SANTA INTERRUPTED
Money Market Woes; NY Fed Interventions; Extraordinary Measures; Recession Call Reminder
»CLUB/EDGE client post December 30th, 2024
A reminder: The Santa Rally is defined as the statistically bullish period during the last five trading days of December and the first two trading days of January.
And to date, the market sold off into Friday the 20th, reversed and rallied Mon & Tues, stalled Thursday, sold off Friday. We still have another week of this!
Money Market Woes & NY Fed Interventions
On Wednesday, December 18th, SPX sold off -3%. [Reminder why here: FED DAY - HAWKISH CUT}
The selling came on the heels of FOMC adjustment to its future (2025) dot plot pulling out two rate cuts. It is also the day the FOMC lowered the rate on reverse repos to match the lower end of the funds target - from 5bp above.
Both contributed to money market stress, for which this article published the next day (Dec 19th) addressed: The Year-End Money Market Storm
In it, @conksresearch highlights a resurgence in riskier paper funding a resurgence in riskier leveraged equity longs.
It's a lot of equity repo plumbing, but suffice it to say it is the grease (liquidity) that has driven the market's advance in 2024:
(emphasis mine)
For the past year, market makers have financed numerous baskets of large-cap stocks to meet the insatiable demand for longs. An intense craving for stock market exposure and a subsequent rise in price has boosted volumes of equity repos on the BNY’s (Bank of New York’s) triparty platform. Dealers fund some client positions by purchasing stocks and pledging them for cash in repos, paying an overnight rate until they no longer need funding.

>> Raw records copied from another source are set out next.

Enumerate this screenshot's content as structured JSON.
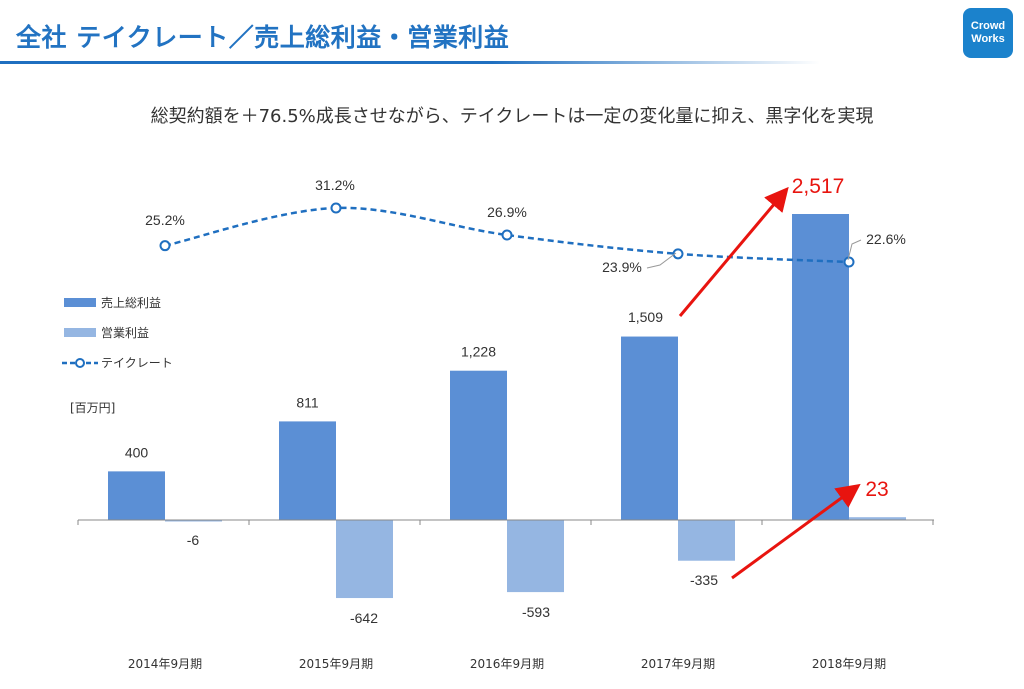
{
  "header": {
    "title": "全社 テイクレート／売上総利益・営業利益",
    "logo_line1": "Crowd",
    "logo_line2": "Works"
  },
  "subtitle": "総契約額を＋76.5%成長させながら、テイクレートは一定の変化量に抑え、黒字化を実現",
  "colors": {
    "gross_profit": "#5b8fd5",
    "operating_profit": "#95b6e2",
    "take_rate": "#1f6fc0",
    "highlight": "#e8140f"
  },
  "chart_data": {
    "type": "bar",
    "categories": [
      "2014年9月期",
      "2015年9月期",
      "2016年9月期",
      "2017年9月期",
      "2018年9月期"
    ],
    "unit": "[百万円]",
    "series": [
      {
        "name": "売上総利益",
        "values": [
          400,
          811,
          1228,
          1509,
          2517
        ],
        "labels": [
          "400",
          "811",
          "1,228",
          "1,509",
          "2,517"
        ]
      },
      {
        "name": "営業利益",
        "values": [
          -6,
          -642,
          -593,
          -335,
          23
        ],
        "labels": [
          "-6",
          "-642",
          "-593",
          "-335",
          "23"
        ]
      }
    ],
    "line": {
      "name": "テイクレート",
      "values": [
        25.2,
        31.2,
        26.9,
        23.9,
        22.6
      ],
      "labels": [
        "25.2%",
        "31.2%",
        "26.9%",
        "23.9%",
        "22.6%"
      ]
    },
    "legend": [
      "売上総利益",
      "営業利益",
      "テイクレート"
    ],
    "legend_position": "left",
    "grid": false
  }
}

While dealers have met the need for longs from hedge funds and other investors, a plunge in short-selling activity has hindered the securities lending market, where dealers usually earn a spread for loaning equities from their inventories to short sellers. Instead, massive demand for not just longs but leveraged longs has forced market makers to charge a colossal fee, sometimes 100bps (1.00%) or more above SOFR, to warehouse equities on their already crowded balance sheets.
...
Simultaneously, a mammoth increase in issuance and an undesirable yield curve have reduced demand for U.S. sovereign debt. Unlike equities, the Fed’s primary dealers serve as the private sovereign debt buyers of last resort and must absorb the largest amount of unwelcome inventory on record. In the secured standard, providing room on your balance sheet is already costly. But now, the supply-demand imbalance in multiple markets has caused the scarcity of funding to reach precarious levels, just as we approach the most restrictive period on the financial calendar. A stormy year-end is looming.
But here's where it gets really interesting…
The SAME DAY the above post was published - again, which happened to be the day after SPX had its -3% drawdown with VIX surged 74% - the NY Fed backstopped the money markets!!